This is a continuation of ArraysCowan, put on a separate page for convenience.
These procedures are mostly derived in function, and sometimes in name, from ISO/IEC 8485 and ISO 17351, which standardize basic and extended APL respectively.
(array-collapse array j)
Let k be the rank of array. This procedure constructs and returns an array of rank j, which MUST be less than or equal to k, whose components are arrays of rank k - j. The shape of the returned array is equal to the first j components of the shape of array, and the shapes of its subarrays are equal to the remaining k-j components.
(array-explode array j)
Let k be the rank of array. This procedure constructs and returns an array of rank j, which MUST be greater than or equal to k. Each component of array MUST be an array of rank j - k, all of which MUST have the same shape. The shape of the returned array is the shape of array concatenated with the shape of any of its components, and each component is the corresponding component of the corresponding subarray of array.
(array-reshape shape array)
Constructs and returns a new array of shape shape whose components in row-major order are the same (in the sense of eqv?) as the components of array in row-major order.
(array-reverse array axis)
Constructs and returns an array with the same shape as array, but whose elements on the specified axis are reversed. Axis must be a non-negative integer less than the rank of array.
(array-reverse! array axis)
Overwrites array with the value of (array-reverse array axis), but without allocating storage.

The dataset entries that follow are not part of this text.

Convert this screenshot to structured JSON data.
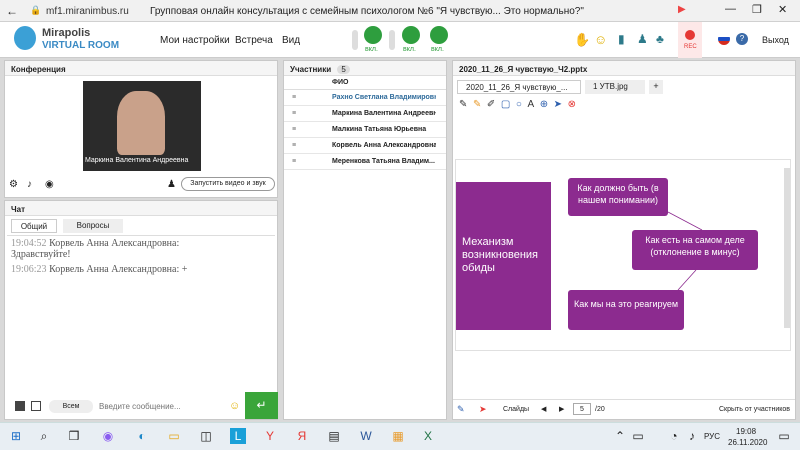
{
  "browser": {
    "url": "mf1.miranimbus.ru",
    "title": "Групповая онлайн консультация с семейным психологом №6 \"Я чувствую... Это нормально?\""
  },
  "app": {
    "logo_top": "Mirapolis",
    "logo_bottom": "VIRTUAL ROOM",
    "menu": [
      "Мои настройки",
      "Встреча",
      "Вид"
    ],
    "mic_label": "вкл.",
    "cam_label": "вкл.",
    "screen_label": "вкл.",
    "rec_label": "REC",
    "exit_label": "Выход"
  },
  "conference": {
    "title": "Конференция",
    "video_name": "Маркина Валентина  Андреевна",
    "start_video_label": "Запустить видео и звук"
  },
  "chat": {
    "title": "Чат",
    "tabs": [
      "Общий",
      "Вопросы"
    ],
    "messages": [
      {
        "time": "19:04:52",
        "author": "Корвель Анна  Александровна:",
        "text": "Здравствуйте!"
      },
      {
        "time": "19:06:23",
        "author": "Корвель Анна  Александровна:",
        "text": "+"
      }
    ],
    "recipient": "Всем",
    "placeholder": "Введите сообщение..."
  },
  "participants": {
    "title": "Участники",
    "count": "5",
    "col_header": "ФИО",
    "rows": [
      "Рахно Светлана  Владимировна",
      "Маркина Валентина  Андреевна",
      "Малкина Татьяна  Юрьевна",
      "Корвель Анна  Александровна",
      "Меренкова  Татьяна  Владим..."
    ]
  },
  "presentation": {
    "title": "2020_11_26_Я чувствую_Ч2.pptx",
    "tabs": [
      "2020_11_26_Я чувствую_...",
      "1 УТВ.jpg",
      "+"
    ],
    "slide": {
      "left_box": "Механизм возникновения обиды",
      "box1": "Как должно быть (в нашем понимании)",
      "box2": "Как есть на самом деле (отклонение в минус)",
      "box3": "Как мы на это реагируем"
    },
    "slides_label": "Слайды",
    "current_slide": "5",
    "total_slides": "/20",
    "hide_participants": "Скрыть от участников"
  },
  "taskbar": {
    "lang": "РУС",
    "time": "19:08",
    "date": "26.11.2020"
  },
  "colors": {
    "accent": "#2e9e3e",
    "slide": "#8c2b8f",
    "rec": "#e53935"
  }
}
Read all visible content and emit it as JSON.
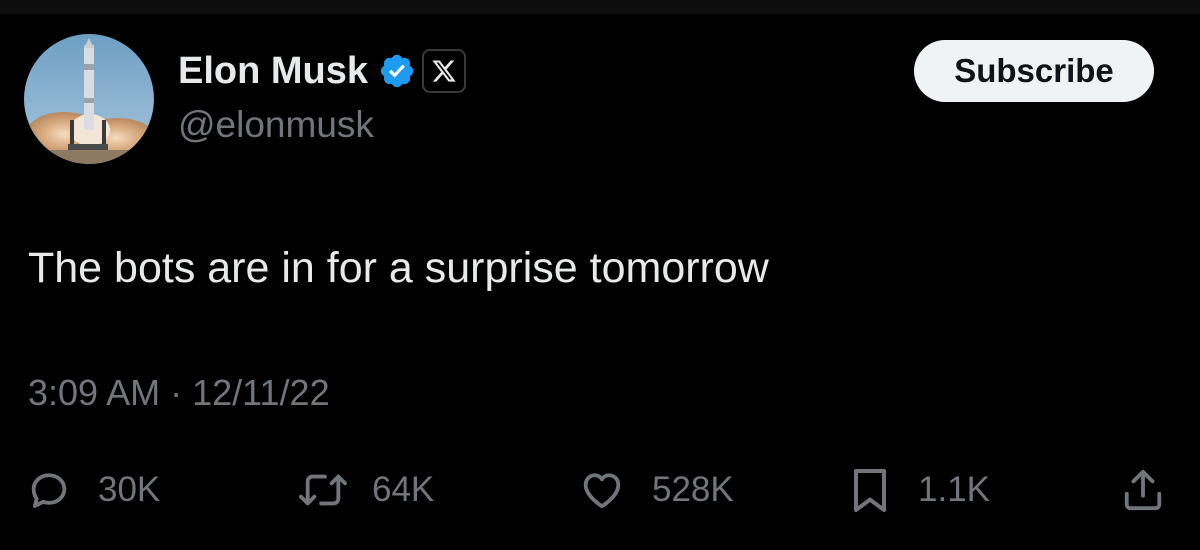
{
  "author": {
    "display_name": "Elon Musk",
    "handle": "@elonmusk",
    "verified_icon": "verified-badge-icon",
    "affiliation_icon": "x-logo-icon",
    "avatar": "rocket-launch-avatar"
  },
  "header": {
    "subscribe_label": "Subscribe"
  },
  "tweet": {
    "text": "The bots are in for a surprise tomorrow",
    "time": "3:09 AM",
    "separator": "·",
    "date": "12/11/22"
  },
  "actions": {
    "reply": {
      "icon": "reply-icon",
      "count": "30K"
    },
    "repost": {
      "icon": "repost-icon",
      "count": "64K"
    },
    "like": {
      "icon": "heart-icon",
      "count": "528K"
    },
    "bookmark": {
      "icon": "bookmark-icon",
      "count": "1.1K"
    },
    "share": {
      "icon": "share-icon"
    }
  },
  "colors": {
    "background": "#000000",
    "text_primary": "#e7e9ea",
    "text_secondary": "#71767b",
    "verified_blue": "#1d9bf0",
    "button_bg": "#eff3f4"
  }
}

(array-compress array booleans axis)
(array-expand array booleans nil axis)
(array-rearrange array vector axis)
(array-rearrange-axes array vector)
(subarray array start-subscripts end-subscripts)
Constructs and returns a smaller array with the same rank as array whose elements begin at the "lower left" corner specified by the list start-subscripts and end at the "upper right" corner specified by the list end-subscripts.
(array-recursive-ref array subscript ...)
Applies array-ref to the array using the first i subscripts, where i is the rank of array. If there are more subscripts, the result MUST be an array. Apply array-ref to the result using the next j subscripts, where j is the rank of the result. Repeat until there are no more subscripts, returning the last result.
These procedures are mostly derived in function, and sometimes in name, from ISO/IEC 8485 and ISO 17351, which standardize basic and extended APL respectively.
(array-reduce proc array axis)
Constructs and returns an array whose rank is one less than the rank of array, by combining all the elements along axis using proc, which MUST be a two-argument procedure. The order and number of invocations of proc is unspecified. If there is only one such element, it is unchanged.
(array-reduce-by-groupsproc array axis n)
Constructs and returns an array with the same rank as the rank of array, by combining all the groups of elements of length n along axis using proc, which MUST be a two-argument procedure. The order and number of invocations of proc is unspecified. If there is only one such group of elements, it is unchanged.
(array-scan proc array axis)
Constructs and returns an array whose shape is the same as the shape of array. Each element along axis is constructed by reducing (as if by array-reduce) successive prefixes of the elements of array along that axis.
(array-outer-product proc array1 array2)
Constructs and returns an array whose shape is the concatenation of the shapes of array1 and array2. Each component of the new array is the result of applying proc to every element of array1 and every element of array2. The order and number of invocations of proc is unspecified.
(array-inner-product proc1 proc2 array1 array2)
Constructs and returns an array whose shape is equal to the shape of array1 without its last element concatenated with the shape of array2 without its first element; these elements MUST be numerically equal. It is an error if both arrays have rank 0.
Each element of the result array results from applying proc2 to the corresponding elements of the last vectors of array1 and the first vectors of array2 and then reducing them with proc1 to a single value. The order and number of invocations of the procedures is unspecified.
In particular, if both arrays have rank 1, the last and first vectors are the whole of the arrays, and the result has rank 0; if both arrays have rank 2, the last vectors of array1 are the column-wise vectors, and the first vectors of array2 are the row-wise vectors, and the result has rank 2.
Example: (array-inner-product + * vector1 vector2) computes the usual inner product of vector1 and vector2.